主な適応症: 動悸、健忘、不眠、便秘。心の不調による症状を改善します。
4. 遠志(おんじ)
科名: ヒメハギ科(Polygalaceae)
性質と効能: 遠志は、心を安定させ、記憶力や集中力を高める生薬です。心と腎をつなげる働きがあり、精神活動の安定に寄与します。不安感や健忘を改善し、精神的な疲労や緊張を和らげます。
主な適応症: 不安、健忘、動悸、睡眠障害。精神的な疲労や緊張に効果的です。
5. 竜骨(りゅうこつ)
科名: 化石(鉱物性)
性質と効能: 竜骨は鎮静作用が強く、精神の高ぶりや興奮を抑える効果があります。精神的な不安や興奮状態を沈静化し、心を安定させます。重鎮安神のカテゴリーに属します。
主な適応症: 不安感、イライラ、精神的興奮、寝汗、夢を多く見る症状。過興奮を鎮めます。
6. 牡蛎(ぼれい)
科名: 二枚貝綱(鉱物性)
性質と効能: 牡蛎は竜骨と同様に鎮静作用を持つ鉱物系の生薬で、精神を静め、心の安定に貢献します。精神的な緊張や不安を緩和し、心を落ち着かせる働きがあります。
主な適応症: 過剰な緊張、不安感、寝汗、不眠。精神の高ぶりを抑えます。
7. 茯苓(ぶくりょう)および茯神(ぶくしん)
科名: サルノコシカケ科(Polyporaceae)
性質と効能: 茯苓は、心を落ち着けると同時に、体内の余分な水分を除去する効果があります。気を巡らせて精神を安定させ、リラックスを促進する生薬です。茯神は特に精神安定作用が強く、心の不安を和らげます。

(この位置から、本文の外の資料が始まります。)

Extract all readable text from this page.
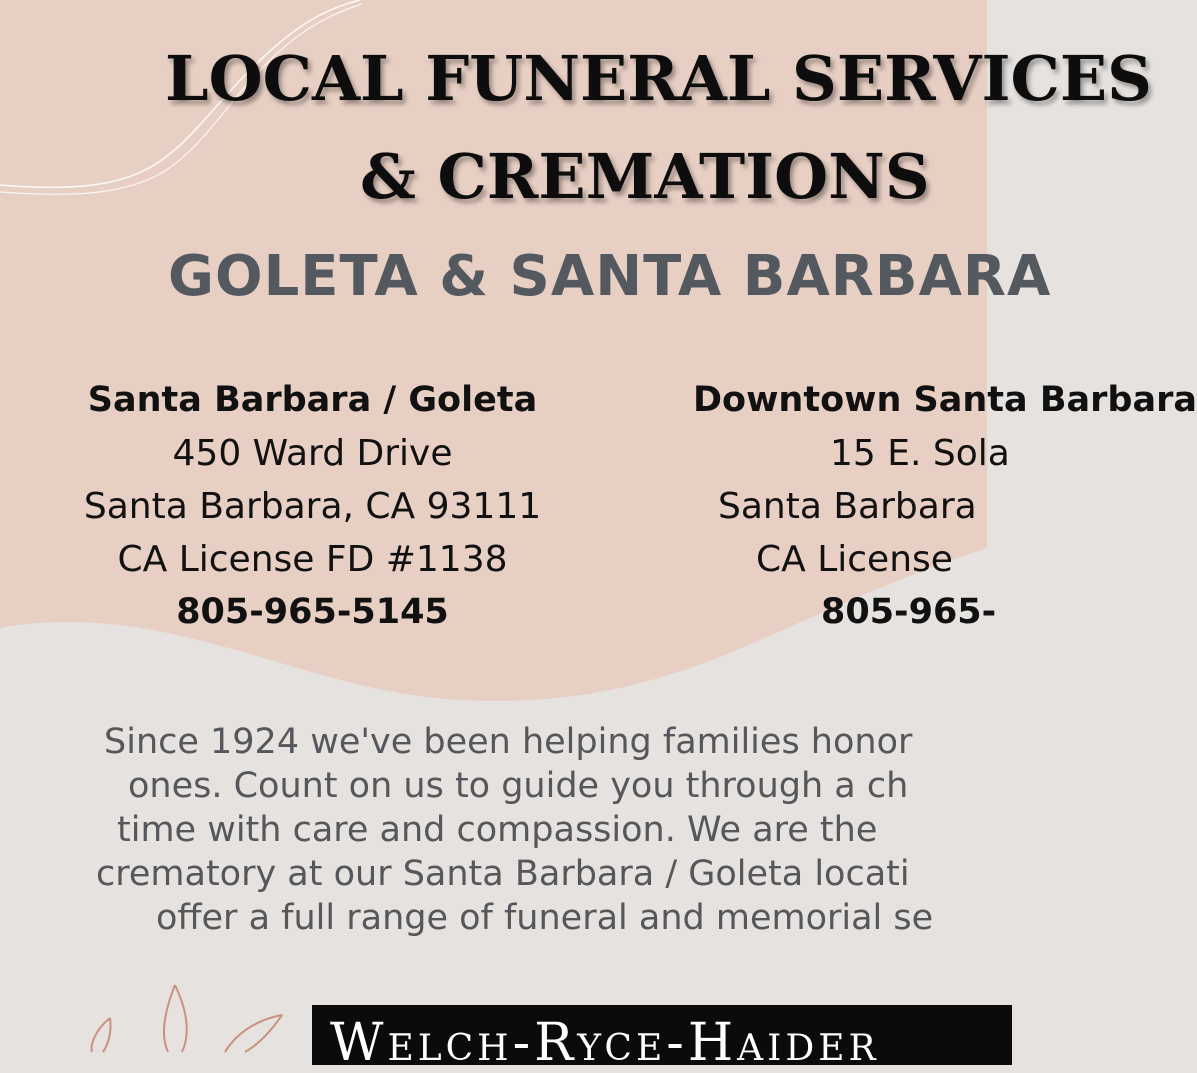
LOCAL FUNERAL SERVICES
& CREMATIONS
GOLETA & SANTA BARBARA
Santa Barbara / Goleta
450 Ward Drive
Santa Barbara, CA 93111
CA License FD #1138
805-965-5145
Downtown Santa Barbara
15 E. Sola
Santa Barbara
CA License
805-965-
Since 1924 we've been helping families honor
ones. Count on us to guide you through a ch
time with care and compassion. We are the
crematory at our Santa Barbara / Goleta locati
offer a full range of funeral and memorial se
Welch-Ryce-Haider
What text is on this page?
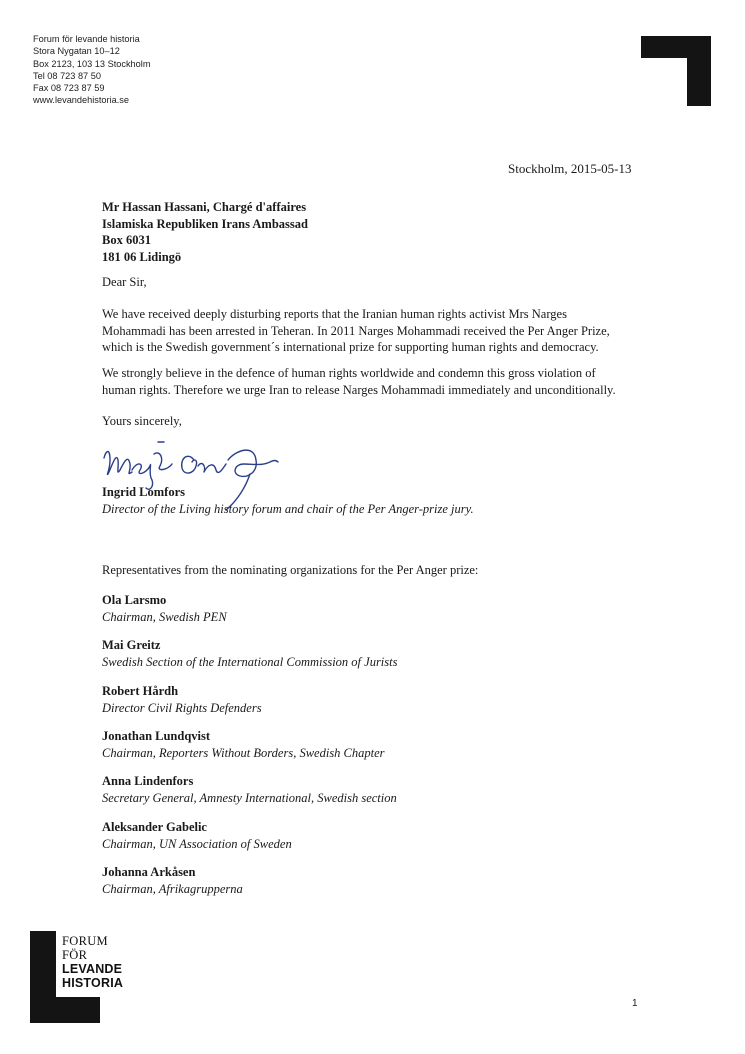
Forum för levande historia
Stora Nygatan 10–12
Box 2123, 103 13 Stockholm
Tel 08 723 87 50
Fax 08 723 87 59
www.levandehistoria.se
Stockholm, 2015-05-13
Mr Hassan Hassani, Chargé d'affaires
Islamiska Republiken Irans Ambassad
Box 6031
181 06 Lidingö
Dear Sir,
We have received deeply disturbing reports that the Iranian human rights activist Mrs Narges
Mohammadi has been arrested in Teheran. In 2011 Narges Mohammadi received the Per Anger Prize,
which is the Swedish government´s international prize for supporting human rights and democracy.
We strongly believe in the defence of human rights worldwide and condemn this gross violation of
human rights. Therefore we urge Iran to release Narges Mohammadi immediately and unconditionally.
Yours sincerely,
Ingrid Lomfors
Director of the Living history forum and chair of the Per Anger-prize jury.
Representatives from the nominating organizations for the Per Anger prize:
Ola Larsmo
Chairman, Swedish PEN
Mai Greitz
Swedish Section of the International Commission of Jurists
Robert Hårdh
Director Civil Rights Defenders
Jonathan Lundqvist
Chairman, Reporters Without Borders, Swedish Chapter
Anna Lindenfors
Secretary General, Amnesty International, Swedish section
Aleksander Gabelic
Chairman, UN Association of Sweden
Johanna Arkåsen
Chairman, Afrikagrupperna
FORUM
FÖR
LEVANDE
HISTORIA
1
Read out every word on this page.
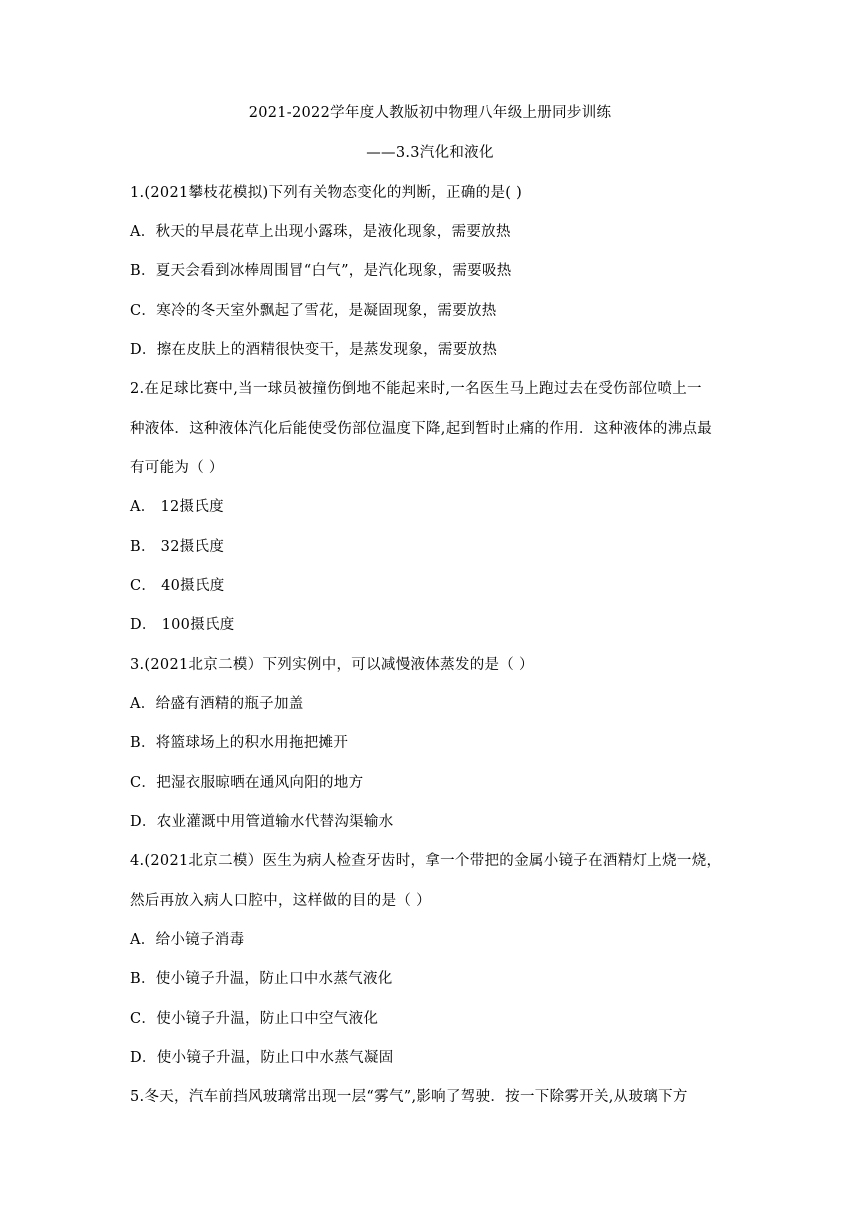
2021-2022学年度人教版初中物理八年级上册同步训练
——3.3汽化和液化
1.(2021攀枝花模拟)下列有关物态变化的判断，正确的是( )
A．秋天的早晨花草上出现小露珠，是液化现象，需要放热
B．夏天会看到冰棒周围冒“白气”，是汽化现象，需要吸热
C．寒冷的冬天室外飘起了雪花，是凝固现象，需要放热
D．擦在皮肤上的酒精很快变干，是蒸发现象，需要放热
2.在足球比赛中,当一球员被撞伤倒地不能起来时,一名医生马上跑过去在受伤部位喷上一
种液体．这种液体汽化后能使受伤部位温度下降,起到暂时止痛的作用．这种液体的沸点最
有可能为（ ）
A． 12摄氏度
B． 32摄氏度
C． 40摄氏度
D． 100摄氏度
3.(2021北京二模）下列实例中，可以减慢液体蒸发的是（ ）
A．给盛有酒精的瓶子加盖
B．将篮球场上的积水用拖把摊开
C．把湿衣服晾晒在通风向阳的地方
D．农业灌溉中用管道输水代替沟渠输水
4.(2021北京二模）医生为病人检查牙齿时，拿一个带把的金属小镜子在酒精灯上烧一烧，
然后再放入病人口腔中，这样做的目的是（ ）
A．给小镜子消毒
B．使小镜子升温，防止口中水蒸气液化
C．使小镜子升温，防止口中空气液化
D．使小镜子升温，防止口中水蒸气凝固
5.冬天，汽车前挡风玻璃常出现一层“雾气”,影响了驾驶．按一下除雾开关,从玻璃下方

主な適応症: 不安、不眠、めまい、体内の水分代謝異常。心の安定を保ちます。
生薬の分類と作用メカニズム
養心安神(心を養い、安定させる): 酸棗仁、龍眼肉、柏子仁、遠志、茯苓は心を滋養し、精神の不安を取り除く作用があります。心血を補い、穏やかな精神状態をサポートします。不眠や精神的疲労の改善に適しています。
重鎮安神(心を鎮める): 竜骨と牡蛎は精神の高ぶりを沈静化する作用を持ち、興奮状態や緊張感を和らげます。特に、過剰な精神活動を抑えるために使用されます。
心の健康を保つ実践的なアドバイス
リラックス習慣: 深呼吸や瞑想を取り入れることで、心を安定させやすくなります。適度な運動やリラックスできる活動を行うと、ストレスが緩和されます。
生薬の取り入れ方: 養心安神の効果がある食材(なつめなど)や、ハーブティー(カモミール、ラベンダーなど)を日常に取り入れるのもおすすめです。
ストレス発散法: 軽い運動やダンスなどで適度に体を動かすことは、心の緊張をほぐし、心身のバランスを整えるのに役立ちます。
これらの生薬と生活習慣を組み合わせることで、心と体の健康を維持し、穏やかで安定した日々を過ごせるようになります。